Israël reconnaît avoir délibérément attaqué le journaliste, connu pour ses reportages sur le front, lors d’une frappe sur une tente à l’extérieur de l’hôpital al-Shifa
Lorenzo Tondo
à Jérusalem, The
Guardian, 11/8/2025
Avec
Reuters et l’Agence France-Presse
Traduit par Tlaxcala
Un éminent journaliste d’Al Jazeera qui avait déjà été menacé par Israël a été tué avec quatre de ses collègues lors d’une frappe aérienne israélienne.
Anas al-Sharif, l’un des visages les plus connus d’Al Jazeera à Gaza, a été tué dimanche soir alors qu’il se trouvait dans une tente réservée aux journalistes à l’extérieur de l’hôpital al-Shifa, dans la ville de Gaza.
Au total, sept personnes ont été tuées dans l’attaque, dont al-Sharif, le correspondant d'Al Jazeera Mohammed Qreiqeh et les cameramen Ibrahim Zaher, Mohammed Noufal et Moamen Aliwa, selon la chaîne de télévision basée au Qatar.
Les Forces de défense israéliennes ont reconnu avoir mené cette frappe, affirmant que le journaliste « était à la tête d’une cellule terroriste de l’organisation terroriste Hamas et était responsable de la poursuite des attaques à la roquette contre des civils israéliens et les forces de défense israéliennes ».

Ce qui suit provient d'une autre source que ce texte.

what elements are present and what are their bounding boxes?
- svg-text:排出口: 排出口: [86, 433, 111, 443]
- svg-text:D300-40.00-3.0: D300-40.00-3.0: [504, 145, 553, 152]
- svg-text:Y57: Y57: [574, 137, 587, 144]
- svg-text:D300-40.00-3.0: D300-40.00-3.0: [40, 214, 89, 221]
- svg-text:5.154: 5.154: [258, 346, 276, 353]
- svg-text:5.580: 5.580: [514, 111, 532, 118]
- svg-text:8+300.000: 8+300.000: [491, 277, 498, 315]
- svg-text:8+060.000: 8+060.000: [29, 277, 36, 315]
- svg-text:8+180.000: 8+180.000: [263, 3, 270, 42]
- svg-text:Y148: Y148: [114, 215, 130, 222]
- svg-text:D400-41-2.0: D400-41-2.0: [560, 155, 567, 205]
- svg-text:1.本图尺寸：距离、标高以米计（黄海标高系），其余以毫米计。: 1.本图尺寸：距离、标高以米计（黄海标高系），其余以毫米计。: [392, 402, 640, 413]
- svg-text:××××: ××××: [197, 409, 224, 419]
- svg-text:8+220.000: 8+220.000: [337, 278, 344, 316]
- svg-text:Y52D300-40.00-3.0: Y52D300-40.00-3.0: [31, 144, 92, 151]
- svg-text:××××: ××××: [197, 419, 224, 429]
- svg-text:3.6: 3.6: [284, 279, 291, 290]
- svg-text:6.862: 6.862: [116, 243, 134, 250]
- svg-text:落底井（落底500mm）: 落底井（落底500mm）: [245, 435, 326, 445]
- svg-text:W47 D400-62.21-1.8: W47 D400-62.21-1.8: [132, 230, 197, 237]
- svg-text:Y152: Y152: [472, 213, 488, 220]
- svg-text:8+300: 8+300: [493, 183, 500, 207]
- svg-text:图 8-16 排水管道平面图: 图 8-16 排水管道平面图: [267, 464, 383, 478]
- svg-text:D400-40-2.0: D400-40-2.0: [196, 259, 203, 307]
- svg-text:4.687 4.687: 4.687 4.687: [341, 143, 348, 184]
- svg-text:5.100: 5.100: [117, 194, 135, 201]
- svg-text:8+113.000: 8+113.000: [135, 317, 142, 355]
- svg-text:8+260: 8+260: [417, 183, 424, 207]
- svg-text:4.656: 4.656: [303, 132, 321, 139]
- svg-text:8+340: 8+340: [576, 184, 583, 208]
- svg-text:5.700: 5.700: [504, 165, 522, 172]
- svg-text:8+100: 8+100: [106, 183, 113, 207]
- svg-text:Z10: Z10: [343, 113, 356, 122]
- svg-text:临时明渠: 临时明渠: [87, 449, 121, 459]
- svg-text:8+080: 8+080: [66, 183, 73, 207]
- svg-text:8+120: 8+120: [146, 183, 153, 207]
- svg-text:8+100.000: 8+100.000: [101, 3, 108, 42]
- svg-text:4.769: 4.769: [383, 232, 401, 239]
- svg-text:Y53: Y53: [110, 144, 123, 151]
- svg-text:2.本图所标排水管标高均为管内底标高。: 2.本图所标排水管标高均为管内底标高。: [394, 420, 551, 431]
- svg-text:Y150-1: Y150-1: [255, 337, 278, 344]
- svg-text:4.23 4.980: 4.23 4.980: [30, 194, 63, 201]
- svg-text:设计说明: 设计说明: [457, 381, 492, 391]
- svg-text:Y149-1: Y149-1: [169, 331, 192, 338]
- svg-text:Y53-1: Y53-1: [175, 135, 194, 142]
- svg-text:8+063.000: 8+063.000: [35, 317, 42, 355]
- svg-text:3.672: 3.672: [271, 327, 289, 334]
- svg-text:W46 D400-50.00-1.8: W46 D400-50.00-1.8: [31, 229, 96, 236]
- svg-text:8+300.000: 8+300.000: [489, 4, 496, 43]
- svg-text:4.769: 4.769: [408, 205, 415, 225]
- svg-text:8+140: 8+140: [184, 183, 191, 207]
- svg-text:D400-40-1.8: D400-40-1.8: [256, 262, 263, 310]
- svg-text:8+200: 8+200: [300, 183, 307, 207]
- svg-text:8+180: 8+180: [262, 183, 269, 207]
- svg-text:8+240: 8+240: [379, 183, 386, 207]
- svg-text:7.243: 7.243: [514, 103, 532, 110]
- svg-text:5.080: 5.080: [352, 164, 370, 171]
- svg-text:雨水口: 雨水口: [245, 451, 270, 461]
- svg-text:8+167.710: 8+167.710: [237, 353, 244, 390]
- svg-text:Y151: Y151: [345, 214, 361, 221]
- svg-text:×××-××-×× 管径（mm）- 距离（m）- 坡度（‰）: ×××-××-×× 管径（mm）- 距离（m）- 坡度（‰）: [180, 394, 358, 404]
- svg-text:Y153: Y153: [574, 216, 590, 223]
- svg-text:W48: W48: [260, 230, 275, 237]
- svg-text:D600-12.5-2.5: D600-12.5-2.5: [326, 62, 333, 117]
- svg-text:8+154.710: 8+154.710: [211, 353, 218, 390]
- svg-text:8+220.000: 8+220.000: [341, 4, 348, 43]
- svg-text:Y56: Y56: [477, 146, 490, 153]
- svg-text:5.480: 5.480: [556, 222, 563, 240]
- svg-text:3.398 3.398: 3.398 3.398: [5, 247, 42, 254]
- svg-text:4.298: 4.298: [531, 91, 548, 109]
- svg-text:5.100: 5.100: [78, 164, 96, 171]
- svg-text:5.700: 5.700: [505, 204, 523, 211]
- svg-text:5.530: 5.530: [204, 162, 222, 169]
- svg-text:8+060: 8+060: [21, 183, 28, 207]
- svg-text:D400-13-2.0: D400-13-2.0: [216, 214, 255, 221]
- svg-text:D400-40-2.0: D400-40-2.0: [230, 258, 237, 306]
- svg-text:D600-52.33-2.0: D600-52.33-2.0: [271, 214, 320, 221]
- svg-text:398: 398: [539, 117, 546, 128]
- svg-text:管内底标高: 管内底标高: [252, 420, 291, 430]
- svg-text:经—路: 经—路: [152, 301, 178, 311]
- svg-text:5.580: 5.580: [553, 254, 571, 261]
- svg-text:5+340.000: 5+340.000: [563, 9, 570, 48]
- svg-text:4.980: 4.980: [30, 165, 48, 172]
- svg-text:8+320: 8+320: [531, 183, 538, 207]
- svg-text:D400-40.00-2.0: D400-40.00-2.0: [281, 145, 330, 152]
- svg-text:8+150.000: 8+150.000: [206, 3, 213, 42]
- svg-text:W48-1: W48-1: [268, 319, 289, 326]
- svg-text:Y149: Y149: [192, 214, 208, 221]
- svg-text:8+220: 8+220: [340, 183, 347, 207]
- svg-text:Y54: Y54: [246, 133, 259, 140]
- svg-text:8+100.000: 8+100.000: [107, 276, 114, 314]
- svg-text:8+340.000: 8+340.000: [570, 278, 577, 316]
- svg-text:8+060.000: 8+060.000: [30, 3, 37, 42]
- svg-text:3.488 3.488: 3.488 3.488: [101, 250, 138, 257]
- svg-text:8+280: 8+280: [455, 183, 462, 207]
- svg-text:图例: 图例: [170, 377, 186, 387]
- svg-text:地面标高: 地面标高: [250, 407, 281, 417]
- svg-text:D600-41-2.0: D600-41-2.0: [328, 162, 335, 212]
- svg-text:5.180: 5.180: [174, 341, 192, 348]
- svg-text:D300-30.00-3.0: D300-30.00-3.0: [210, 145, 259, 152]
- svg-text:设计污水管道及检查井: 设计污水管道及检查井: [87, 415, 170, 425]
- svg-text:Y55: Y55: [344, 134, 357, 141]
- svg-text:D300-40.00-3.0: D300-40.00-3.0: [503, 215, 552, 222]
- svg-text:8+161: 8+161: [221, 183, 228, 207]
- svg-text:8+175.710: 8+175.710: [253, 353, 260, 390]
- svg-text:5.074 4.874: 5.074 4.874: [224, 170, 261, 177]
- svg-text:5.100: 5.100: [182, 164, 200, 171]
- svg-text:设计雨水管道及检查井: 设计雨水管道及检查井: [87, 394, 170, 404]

Elle a affirmé disposer de renseignements et de documents trouvés à Gaza comme preuves, mais les défenseurs des droits humains ont déclaré qu’il avait été pris pour cible en raison de ses reportages sur la guerre à Gaza et que les affirmations d’Israël manquaient de preuves.

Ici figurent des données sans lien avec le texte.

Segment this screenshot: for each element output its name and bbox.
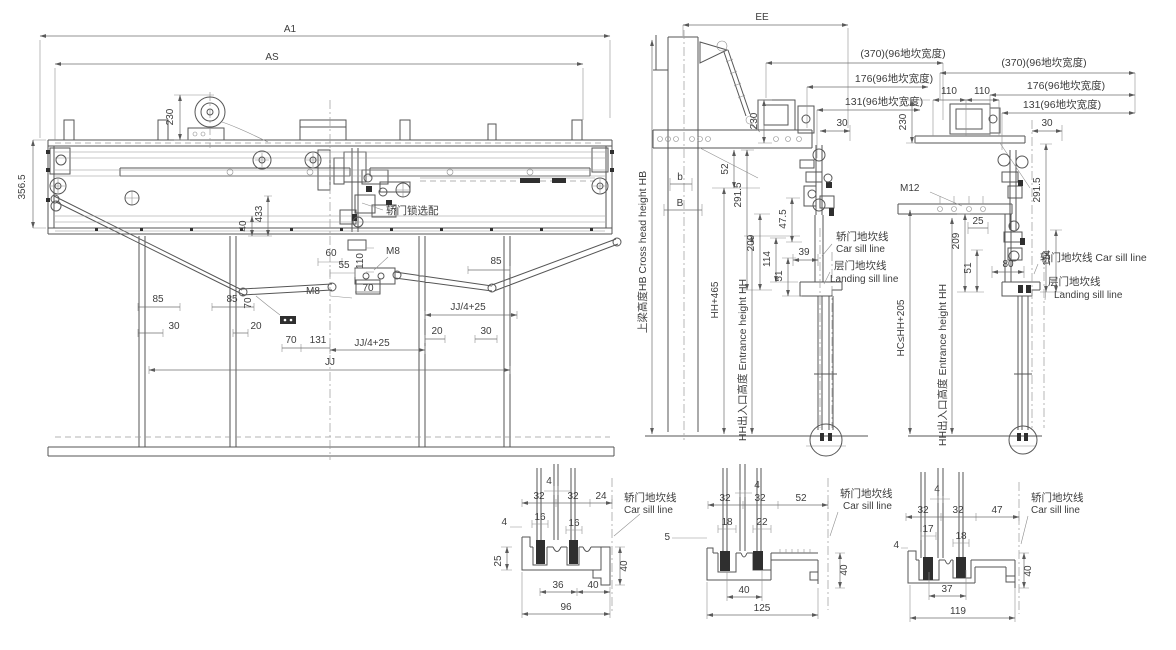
dim-291-5-s2: 291.5	[1032, 177, 1043, 202]
label-car-sill-cn-sec2: 轿门地坎线	[840, 487, 893, 500]
main-front-view: A1 AS 356.5 230 40 433 轿门锁选配 60 55 110 M…	[17, 24, 621, 460]
dim-52-sec2: 52	[795, 493, 807, 504]
dim-39: 39	[798, 247, 810, 258]
dim-370-sill-width-2: (370)(96地坎宽度)	[1001, 56, 1086, 69]
dim-4-left-sec1: 4	[501, 517, 507, 528]
sec1-dimension-lines	[507, 503, 620, 614]
dim-51-s1: 51	[774, 270, 785, 282]
dim-230-s1: 230	[749, 112, 760, 129]
dim-70-bottom: 70	[285, 335, 297, 346]
dim-40-bottom-sec2: 40	[738, 585, 750, 596]
side2-dark-fills	[1017, 180, 1031, 441]
dim-70-boxed: 70	[362, 283, 374, 294]
dim-4-left-sec3: 4	[893, 540, 899, 551]
sec1-geometry	[522, 464, 610, 585]
dim-hh-465: HH+465	[710, 281, 721, 318]
dim-110-main: 110	[355, 253, 366, 269]
label-landing-sill-en-s1: Landing sill line	[830, 274, 899, 285]
dim-32b-sec3: 32	[952, 505, 964, 516]
dim-55: 55	[338, 260, 350, 271]
dim-32a-sec2: 32	[719, 493, 731, 504]
dim-47-sec3: 47	[991, 505, 1003, 516]
main-dimension-lines	[33, 36, 610, 370]
sill-section-96: 4 32 32 24 16 16 4 25 40 36 40 96 轿门地坎线 …	[493, 464, 677, 618]
dim-370-sill-width-1: (370)(96地坎宽度)	[860, 47, 945, 60]
dim-30-s1: 30	[836, 118, 848, 129]
dim-230-main: 230	[165, 108, 176, 125]
dim-32a-sec1: 32	[533, 491, 545, 502]
label-car-sill-en-sec2: Car sill line	[843, 501, 892, 512]
sec3-labels: 4 32 32 47 17 18 4 40 37 119 轿门地坎线 Car s…	[893, 484, 1084, 617]
dim-25: 25	[972, 216, 984, 227]
dim-m8-upper: M8	[386, 246, 400, 257]
label-landing-sill-cn-s2: 层门地坎线	[1048, 275, 1101, 288]
dim-37-sec3: 37	[941, 584, 953, 595]
dim-jj4-right: JJ/4+25	[450, 302, 486, 313]
dim-5-sec2: 5	[664, 532, 670, 543]
dim-16a-sec1: 16	[534, 512, 546, 523]
dim-18-sec2: 18	[721, 517, 733, 528]
dim-96-sec1: 96	[560, 602, 572, 613]
dim-hc-hh-205: HC≤HH+205	[896, 299, 907, 356]
dim-40-right-sec2: 40	[839, 564, 850, 576]
dim-ee: EE	[755, 12, 769, 23]
label-car-door-lock-optional: 轿门锁选配	[386, 204, 439, 217]
side1-sill-detail-circle	[810, 424, 842, 456]
dim-51-s2: 51	[963, 262, 974, 274]
side-section-view-left: EE 上梁高度HB Cross head height HB (370)(96地…	[636, 12, 946, 456]
side-section-view-right: (370)(96地坎宽度) 176(96地坎宽度) 131(96地坎宽度) 30…	[896, 56, 1147, 454]
dim-17-sec3: 17	[922, 524, 934, 535]
sill-section-119: 4 32 32 47 17 18 4 40 37 119 轿门地坎线 Car s…	[893, 468, 1084, 622]
main-construction-lines	[33, 40, 610, 374]
dim-32b-sec1: 32	[567, 491, 579, 502]
dim-20-right: 20	[431, 326, 443, 337]
dim-32a-sec3: 32	[917, 505, 929, 516]
label-car-sill-en-sec1: Car sill line	[624, 505, 673, 516]
dim-a1: A1	[284, 24, 297, 35]
label-entrance-height-s2: HH出入口高度 Entrance height HH	[936, 284, 949, 446]
dim-110-b: 110	[974, 86, 990, 97]
label-entrance-height-s1: HH出入口高度 Entrance height HH	[736, 279, 749, 441]
sec1-labels: 4 32 32 24 16 16 4 25 40 36 40 96 轿门地坎线 …	[493, 476, 677, 613]
label-landing-sill-en-s2: Landing sill line	[1054, 290, 1123, 301]
side2-labels: (370)(96地坎宽度) 176(96地坎宽度) 131(96地坎宽度) 30…	[896, 56, 1147, 446]
dim-36-sec1: 36	[552, 580, 564, 591]
dim-131-sill-width-1: 131(96地坎宽度)	[845, 95, 923, 108]
label-car-sill-s2: 轿门地坎线 Car sill line	[1040, 251, 1147, 264]
dim-4-sec2: 4	[754, 480, 760, 491]
dim-356-5: 356.5	[17, 174, 28, 199]
dim-80: 80	[1002, 259, 1014, 270]
side1-labels: EE 上梁高度HB Cross head height HB (370)(96地…	[636, 12, 946, 441]
side1-dimension-lines	[652, 25, 943, 434]
dim-b-small: b	[677, 172, 683, 183]
dim-110-a: 110	[941, 86, 957, 97]
dim-m8-lower: M8	[306, 286, 320, 297]
dim-47-5: 47.5	[778, 209, 789, 229]
dim-125-sec2: 125	[754, 603, 771, 614]
dim-m12: M12	[900, 183, 920, 194]
main-labels: A1 AS 356.5 230 40 433 轿门锁选配 60 55 110 M…	[17, 24, 502, 368]
dim-114-s1: 114	[762, 251, 773, 267]
label-car-sill-en-sec3: Car sill line	[1031, 505, 1080, 516]
dim-230-s2: 230	[898, 113, 909, 130]
dim-24-sec1: 24	[595, 491, 607, 502]
dim-b-big: B	[677, 198, 684, 209]
dim-as: AS	[265, 52, 279, 63]
label-car-sill-cn-s1: 轿门地坎线	[836, 230, 889, 243]
dim-40-main: 40	[238, 220, 249, 232]
dim-176-sill-width-1: 176(96地坎宽度)	[855, 72, 933, 85]
dim-40-right-sec1: 40	[619, 560, 630, 572]
drawing-canvas: A1 AS 356.5 230 40 433 轿门锁选配 60 55 110 M…	[0, 0, 1176, 650]
side2-sill-detail-circle	[1009, 426, 1037, 454]
dim-32b-sec2: 32	[754, 493, 766, 504]
dim-209-s2: 209	[951, 232, 962, 249]
label-landing-sill-cn-s1: 层门地坎线	[834, 259, 887, 272]
dim-433: 433	[254, 205, 265, 222]
sec2-labels: 4 32 32 52 18 22 5 40 40 125 轿门地坎线 Car s…	[664, 480, 893, 614]
dim-70-rotated: 70	[243, 297, 254, 309]
dim-jj: JJ	[325, 357, 335, 368]
label-car-sill-cn-sec3: 轿门地坎线	[1031, 491, 1084, 504]
dim-176-sill-width-2: 176(96地坎宽度)	[1027, 79, 1105, 92]
dim-85-right: 85	[490, 256, 502, 267]
label-cross-head-height: 上梁高度HB Cross head height HB	[636, 171, 649, 333]
side1-construction-lines	[664, 25, 943, 446]
dim-131-sill-width-2: 131(96地坎宽度)	[1023, 98, 1101, 111]
dim-52: 52	[720, 163, 731, 175]
dim-30-s2: 30	[1041, 118, 1053, 129]
dim-40-right-sec3: 40	[1023, 565, 1034, 577]
dim-40-bottom-sec1: 40	[587, 580, 599, 591]
dim-291-5-s1: 291.5	[733, 182, 744, 207]
dim-30-left: 30	[168, 321, 180, 332]
sill-section-125: 4 32 32 52 18 22 5 40 40 125 轿门地坎线 Car s…	[664, 464, 893, 619]
dim-85-left: 85	[152, 294, 164, 305]
dim-119-sec3: 119	[950, 606, 966, 617]
dim-jj4-left: JJ/4+25	[354, 338, 390, 349]
dim-18-sec3: 18	[955, 531, 967, 542]
dim-20-left: 20	[250, 321, 262, 332]
label-car-sill-en-s1: Car sill line	[836, 244, 885, 255]
dim-209-s1: 209	[746, 234, 757, 251]
dim-25-sec1: 25	[493, 555, 504, 567]
dim-85-mid: 85	[226, 294, 238, 305]
dim-30-right: 30	[480, 326, 492, 337]
label-car-sill-cn-sec1: 轿门地坎线	[624, 491, 677, 504]
main-circles	[50, 97, 621, 321]
dim-4-top-sec3: 4	[934, 484, 940, 495]
dim-60: 60	[325, 248, 337, 259]
dim-4-top-sec1: 4	[546, 476, 552, 487]
dim-22-sec2: 22	[756, 517, 768, 528]
dim-16b-sec1: 16	[568, 518, 580, 529]
elevator-door-operator-drawing: A1 AS 356.5 230 40 433 轿门锁选配 60 55 110 M…	[0, 0, 1176, 650]
dim-131: 131	[310, 335, 327, 346]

Qualifiant al-Sharif de « l’un des journalistes les plus courageux de Gaza », Al Jazeera a déclaré que cette attaque était « une tentative désespérée de faire taire les voix en prévision de l’occupation de Gaza ».
Le mois dernier, le porte-parole de l’armée israélienne, Avichai Adraee, a partagé une vidéo d’al-Sharif sur X et l’a accusé d’être membre de la branche militaire du Hamas. À l’époque, la rapporteure spéciale des Nations unies sur la liberté d’expression, Irene Khan, avait qualifié cette accusation d’« infondée » et d’« attaque flagrante contre les journalistes ».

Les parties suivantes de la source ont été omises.